Enrique Rivers

Personal information
- Full name: Enrique Rivers Gutiérrez
- Date of birth: January 4, 1961 (age 65)
- Place of birth: Limón, Costa Rica
- Height: 1.70 m (5 ft 7 in)
- Position: Midfielder

Senior career*
- Years: Team / Apps / (Gls)
- 1978–1979: Limonense
- 1980–1984: Saprissa
- 1985: Comunicaciones
- 1985: Guanacasteca
- 1986: Saprissa
- 1987–1988: Limonense /  / (10)
- 1990–1991: Herediano
- 1992–1993: Limonense

International career
- 1983–1989: Costa Rica / 13 / (1)

Managerial career
- 1995–1996: Belén (assistant)
- 1996–1997: Herediano (assistant)
- 1997–2000: Saprissa (assistant)
- 2000: Limonense
- 2001: Saprissa
- 2012–: Saprissa de Corazón

= Enrique Rivers =

Costa Rican footballer (born 1961)

 Enrique Rivers Gutiérrez (born 4 January 1961) became one of the most famous Costa Rican football players during the 1980s.

==Club career==
Rivers made his debut in the Costa Rica Primera División in 1978 with hometown club Limonense.

He played most of his career with Saprissa, as well as for Comunicaciones in Guatemala and Herediano. He retired in 1993.

==International career==
Rivers made his debut for Costa Rica in a March 1983 friendly match against Mexico and he is mostly remembered for scoring the goal against Italy's national team during the 1984 Olympic Games held in Los Angeles. At that period of time, the Italians were the World Cup champions, and their defeat against Costa Rica was a historic event in the football world.

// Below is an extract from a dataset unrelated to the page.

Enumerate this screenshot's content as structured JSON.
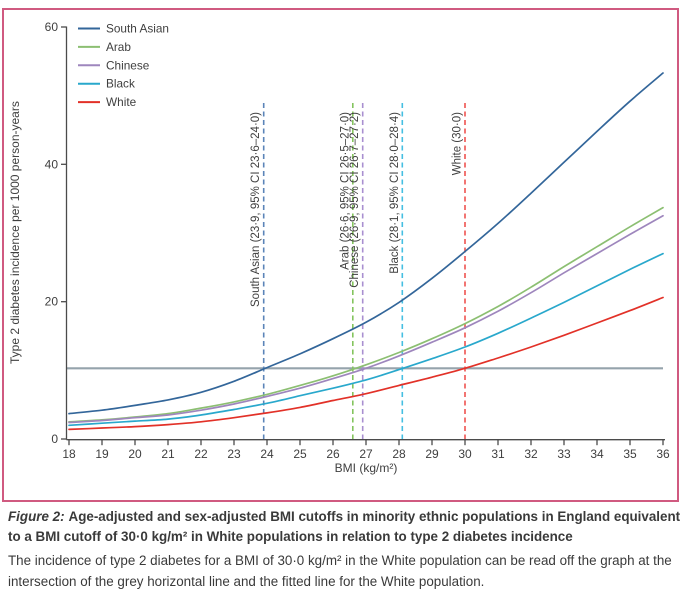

His final international was a May 1989 FIFA World Cup qualification match against Trinidad & Tobago.

==Managerial career==
After retiring from professional football, Rivers was assistant to manager Alexandre Guimarães for five years at Belén, Herediano and Saprissa, where they won the 1998 and 1999 local championships. His first job in charge was at Limonense in 2000 and he was head coach of Deportivo Saprissa for a short period of time as well, but decided to focus on the coordinating tasks for Saprissa's minor league system, where he has been able to discover and recruit young kids and launch them into successful football careers. In December 2012 he was put in charge of Saprissa's reserve team, Saprissa de Corazón, in the second division.